China took a more forceful stance by banning initial coin offerings, a commonly used method of raising funds for cryptocurrency companies. In addition, the Chinese government has taken steps to rein in the cryptocurrency mining and exchange industries, expressing concern over financial instability and illegal activities. Similarly, Vietnam banned the use of Bitcoin (BTC) and other similar cryptocurrencies as payment methods.
America
On the other hand, the United States lacks a general regulatory framework for cryptocurrencies. However, the Securities and Exchange Commission has shown particular interest in this area and has taken several high-profile actions against companies that have violated securities laws in connection with their cryptocurrency offerings.

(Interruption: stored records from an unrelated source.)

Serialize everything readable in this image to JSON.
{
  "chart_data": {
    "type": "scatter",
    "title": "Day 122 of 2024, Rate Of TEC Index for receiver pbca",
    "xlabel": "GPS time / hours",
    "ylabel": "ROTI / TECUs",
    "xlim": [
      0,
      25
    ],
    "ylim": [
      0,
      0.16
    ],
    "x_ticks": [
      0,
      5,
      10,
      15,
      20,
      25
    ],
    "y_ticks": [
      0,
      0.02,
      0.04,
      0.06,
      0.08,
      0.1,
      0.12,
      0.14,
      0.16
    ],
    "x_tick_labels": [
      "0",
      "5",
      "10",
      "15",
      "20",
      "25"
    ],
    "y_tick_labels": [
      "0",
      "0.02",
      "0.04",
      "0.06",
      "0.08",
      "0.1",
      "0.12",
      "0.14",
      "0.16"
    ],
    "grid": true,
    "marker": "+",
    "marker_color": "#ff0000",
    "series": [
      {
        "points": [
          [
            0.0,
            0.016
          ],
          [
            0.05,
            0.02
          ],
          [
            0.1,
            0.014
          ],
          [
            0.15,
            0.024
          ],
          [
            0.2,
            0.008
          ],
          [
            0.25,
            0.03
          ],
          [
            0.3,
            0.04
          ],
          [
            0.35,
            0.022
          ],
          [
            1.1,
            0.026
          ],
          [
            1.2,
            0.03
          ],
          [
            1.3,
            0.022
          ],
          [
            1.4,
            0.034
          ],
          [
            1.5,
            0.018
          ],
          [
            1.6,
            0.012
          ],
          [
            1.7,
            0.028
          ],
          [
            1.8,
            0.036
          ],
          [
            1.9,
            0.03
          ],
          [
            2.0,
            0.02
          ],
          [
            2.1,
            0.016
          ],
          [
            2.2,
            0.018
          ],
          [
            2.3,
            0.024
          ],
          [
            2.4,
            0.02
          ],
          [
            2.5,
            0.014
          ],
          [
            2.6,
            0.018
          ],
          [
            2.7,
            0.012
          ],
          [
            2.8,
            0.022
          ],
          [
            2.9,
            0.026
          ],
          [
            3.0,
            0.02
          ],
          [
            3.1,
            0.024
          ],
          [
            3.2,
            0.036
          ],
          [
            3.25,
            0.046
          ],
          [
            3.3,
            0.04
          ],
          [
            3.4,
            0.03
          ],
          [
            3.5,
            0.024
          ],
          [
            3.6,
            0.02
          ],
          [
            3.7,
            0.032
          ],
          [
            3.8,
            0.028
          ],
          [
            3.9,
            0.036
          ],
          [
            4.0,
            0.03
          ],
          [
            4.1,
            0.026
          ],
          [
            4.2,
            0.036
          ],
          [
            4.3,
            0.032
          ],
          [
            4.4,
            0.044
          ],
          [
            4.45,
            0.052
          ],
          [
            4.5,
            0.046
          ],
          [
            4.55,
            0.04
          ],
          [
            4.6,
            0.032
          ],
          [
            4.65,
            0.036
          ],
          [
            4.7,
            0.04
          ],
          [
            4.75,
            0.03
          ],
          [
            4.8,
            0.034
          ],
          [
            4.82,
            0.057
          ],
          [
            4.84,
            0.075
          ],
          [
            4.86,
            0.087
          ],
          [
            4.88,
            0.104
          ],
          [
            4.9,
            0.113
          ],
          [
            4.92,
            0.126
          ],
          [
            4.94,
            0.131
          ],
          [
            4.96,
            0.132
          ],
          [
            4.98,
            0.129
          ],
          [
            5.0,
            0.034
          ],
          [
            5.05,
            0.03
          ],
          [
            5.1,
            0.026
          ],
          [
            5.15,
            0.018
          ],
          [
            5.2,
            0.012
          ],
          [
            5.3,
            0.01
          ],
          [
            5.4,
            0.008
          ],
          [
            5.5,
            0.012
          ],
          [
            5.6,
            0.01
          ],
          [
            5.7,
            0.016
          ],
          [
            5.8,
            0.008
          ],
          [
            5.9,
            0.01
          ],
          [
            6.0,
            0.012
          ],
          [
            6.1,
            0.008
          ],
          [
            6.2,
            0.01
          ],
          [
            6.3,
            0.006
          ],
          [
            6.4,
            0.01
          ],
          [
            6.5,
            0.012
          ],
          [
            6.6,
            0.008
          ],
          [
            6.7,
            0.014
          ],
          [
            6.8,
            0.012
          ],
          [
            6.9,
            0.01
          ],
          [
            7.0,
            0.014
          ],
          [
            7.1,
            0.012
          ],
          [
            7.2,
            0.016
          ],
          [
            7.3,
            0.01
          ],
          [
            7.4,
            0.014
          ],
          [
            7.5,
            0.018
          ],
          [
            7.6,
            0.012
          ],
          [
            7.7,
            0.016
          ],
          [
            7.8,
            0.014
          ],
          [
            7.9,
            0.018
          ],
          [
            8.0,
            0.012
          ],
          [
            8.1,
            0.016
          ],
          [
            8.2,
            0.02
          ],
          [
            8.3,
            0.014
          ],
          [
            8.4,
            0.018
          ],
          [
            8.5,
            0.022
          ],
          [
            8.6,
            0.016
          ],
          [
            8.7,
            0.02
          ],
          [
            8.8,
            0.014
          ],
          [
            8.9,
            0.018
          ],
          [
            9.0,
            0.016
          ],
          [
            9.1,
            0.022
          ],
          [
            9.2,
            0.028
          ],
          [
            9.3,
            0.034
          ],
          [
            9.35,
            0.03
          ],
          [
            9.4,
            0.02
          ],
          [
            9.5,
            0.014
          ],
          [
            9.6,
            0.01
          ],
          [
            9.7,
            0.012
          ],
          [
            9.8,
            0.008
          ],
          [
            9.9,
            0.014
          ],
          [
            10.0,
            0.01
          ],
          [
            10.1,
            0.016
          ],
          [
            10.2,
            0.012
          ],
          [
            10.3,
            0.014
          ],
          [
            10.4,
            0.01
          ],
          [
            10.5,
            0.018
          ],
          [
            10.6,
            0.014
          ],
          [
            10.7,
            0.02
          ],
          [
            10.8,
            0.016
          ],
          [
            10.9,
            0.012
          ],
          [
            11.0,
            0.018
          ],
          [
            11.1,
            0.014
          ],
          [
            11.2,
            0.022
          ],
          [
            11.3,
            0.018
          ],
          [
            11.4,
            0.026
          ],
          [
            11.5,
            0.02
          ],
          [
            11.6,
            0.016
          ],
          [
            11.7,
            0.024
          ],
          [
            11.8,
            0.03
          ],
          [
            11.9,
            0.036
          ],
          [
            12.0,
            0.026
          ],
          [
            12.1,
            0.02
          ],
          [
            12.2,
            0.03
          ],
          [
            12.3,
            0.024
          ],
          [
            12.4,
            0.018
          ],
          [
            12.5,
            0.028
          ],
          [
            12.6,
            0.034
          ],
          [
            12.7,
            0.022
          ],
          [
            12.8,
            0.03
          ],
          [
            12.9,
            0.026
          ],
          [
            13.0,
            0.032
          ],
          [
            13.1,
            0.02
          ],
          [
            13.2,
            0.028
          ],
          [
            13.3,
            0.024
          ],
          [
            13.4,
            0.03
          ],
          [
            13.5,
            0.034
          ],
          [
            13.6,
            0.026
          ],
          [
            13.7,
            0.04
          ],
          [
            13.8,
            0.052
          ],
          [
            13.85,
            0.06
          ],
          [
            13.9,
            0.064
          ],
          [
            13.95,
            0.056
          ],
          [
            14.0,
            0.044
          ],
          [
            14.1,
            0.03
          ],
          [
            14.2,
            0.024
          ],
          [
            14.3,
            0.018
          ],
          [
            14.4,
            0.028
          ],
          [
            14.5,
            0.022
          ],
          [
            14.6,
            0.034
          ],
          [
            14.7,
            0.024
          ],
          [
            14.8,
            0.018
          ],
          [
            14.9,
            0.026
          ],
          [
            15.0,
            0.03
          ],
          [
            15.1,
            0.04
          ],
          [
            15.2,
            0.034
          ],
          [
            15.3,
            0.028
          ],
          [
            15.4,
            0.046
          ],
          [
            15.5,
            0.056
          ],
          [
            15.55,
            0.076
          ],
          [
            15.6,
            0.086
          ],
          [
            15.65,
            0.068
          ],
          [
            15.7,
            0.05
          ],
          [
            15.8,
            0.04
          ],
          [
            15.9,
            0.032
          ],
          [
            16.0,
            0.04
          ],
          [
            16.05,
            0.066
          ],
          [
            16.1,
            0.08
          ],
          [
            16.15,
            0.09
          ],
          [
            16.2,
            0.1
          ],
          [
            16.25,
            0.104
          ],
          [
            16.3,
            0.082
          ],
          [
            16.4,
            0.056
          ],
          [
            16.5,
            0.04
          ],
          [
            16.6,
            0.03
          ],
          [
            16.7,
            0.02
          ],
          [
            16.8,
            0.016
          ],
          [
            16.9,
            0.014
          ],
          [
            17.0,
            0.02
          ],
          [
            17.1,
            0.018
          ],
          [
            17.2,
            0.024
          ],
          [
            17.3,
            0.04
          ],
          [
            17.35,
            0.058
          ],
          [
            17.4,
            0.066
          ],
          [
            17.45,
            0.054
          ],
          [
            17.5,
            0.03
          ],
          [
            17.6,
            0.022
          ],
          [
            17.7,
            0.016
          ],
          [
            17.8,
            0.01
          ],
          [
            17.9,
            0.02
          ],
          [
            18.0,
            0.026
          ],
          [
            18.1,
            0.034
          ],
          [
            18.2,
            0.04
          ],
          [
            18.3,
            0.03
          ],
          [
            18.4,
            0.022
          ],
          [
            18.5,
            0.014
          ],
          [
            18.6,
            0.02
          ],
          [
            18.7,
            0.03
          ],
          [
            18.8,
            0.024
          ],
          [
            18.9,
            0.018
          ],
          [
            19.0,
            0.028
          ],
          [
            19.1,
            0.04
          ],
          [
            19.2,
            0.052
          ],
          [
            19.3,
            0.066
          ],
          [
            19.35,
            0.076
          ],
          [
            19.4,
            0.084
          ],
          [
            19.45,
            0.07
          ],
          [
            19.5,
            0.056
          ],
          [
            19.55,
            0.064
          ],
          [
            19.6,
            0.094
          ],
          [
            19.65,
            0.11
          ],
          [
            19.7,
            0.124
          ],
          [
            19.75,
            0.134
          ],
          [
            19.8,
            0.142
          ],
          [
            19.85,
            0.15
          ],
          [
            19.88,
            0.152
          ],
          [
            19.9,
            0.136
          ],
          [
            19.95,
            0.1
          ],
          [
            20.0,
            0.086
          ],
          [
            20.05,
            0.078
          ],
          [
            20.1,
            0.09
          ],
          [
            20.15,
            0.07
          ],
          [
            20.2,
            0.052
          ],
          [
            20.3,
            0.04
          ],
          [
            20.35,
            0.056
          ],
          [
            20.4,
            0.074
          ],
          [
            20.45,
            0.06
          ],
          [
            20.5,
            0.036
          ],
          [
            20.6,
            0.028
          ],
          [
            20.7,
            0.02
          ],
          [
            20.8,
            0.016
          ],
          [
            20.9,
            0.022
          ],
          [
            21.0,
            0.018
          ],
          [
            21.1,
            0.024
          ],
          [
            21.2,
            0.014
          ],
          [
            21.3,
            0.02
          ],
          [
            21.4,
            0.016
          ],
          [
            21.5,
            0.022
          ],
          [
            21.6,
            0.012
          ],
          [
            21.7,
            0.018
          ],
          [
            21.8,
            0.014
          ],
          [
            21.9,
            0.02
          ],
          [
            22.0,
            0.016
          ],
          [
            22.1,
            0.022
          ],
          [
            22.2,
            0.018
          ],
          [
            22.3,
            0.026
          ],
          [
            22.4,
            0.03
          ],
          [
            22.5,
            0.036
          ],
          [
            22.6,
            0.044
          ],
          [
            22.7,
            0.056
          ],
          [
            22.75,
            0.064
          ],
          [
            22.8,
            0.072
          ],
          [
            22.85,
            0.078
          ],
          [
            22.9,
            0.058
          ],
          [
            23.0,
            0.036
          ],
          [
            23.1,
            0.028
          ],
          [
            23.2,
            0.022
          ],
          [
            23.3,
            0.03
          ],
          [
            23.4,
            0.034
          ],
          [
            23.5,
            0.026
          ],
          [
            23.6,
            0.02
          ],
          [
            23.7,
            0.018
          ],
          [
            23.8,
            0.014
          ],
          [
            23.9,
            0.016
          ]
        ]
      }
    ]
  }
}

In South America, cryptocurrency regulation is still in its early stages, with each country taking a different approach to this emerging technology. On May 5, 2022, the Central Bank of the Argentine Republic (BCRA) issued a statement that explicitly states that financial institutions are prohibited from facilitating cryptocurrency transactions on behalf of customers or providing digital asset trading services to customers. . The Colombian government, for its part, has taken a more proactive approach to regulating cryptocurrencies, requiring cryptocurrency exchanges to register with the government and establishing AML and KYC requirements to monitor transactions.
Europe
The European Union is actively regulating cryptocurrencies and in March 2023 introduced an updated Sixth Anti-Money Laundering Directive that requires cryptocurrency exchanges to perform KYC checks on their customers and report suspicious transactions.
The EU is also currently studying a new regulatory framework for cryptocurrencies that would align them with current financial regulations. In Germany, cryptocurrencies are recognized as financial instruments and are subject to the same regulations as other financial instruments. On the contrary, France has implemented a favorable tax regime for cryptocurrency transactions, since only the conversion of cryptocurrencies to local currency, the obtaining of profits greater than 305 euros (USD 337) from the disposal of assets and the acquisition of cryptocurrencies through mining.
explore perspectives
Regulating cryptocurrencies is a difficult task due to their decentralized nature, but a global regulatory body for cryptocurrencies could help. Clear and predictable frameworks could improve trust and development, as well as help protect consumers against fraud.
The regulation of cryptocurrencies is a complex and constantly changing field, in which each country tries to develop an individual approach. And so far in 2023, the efforts of lawmakers have only intensified.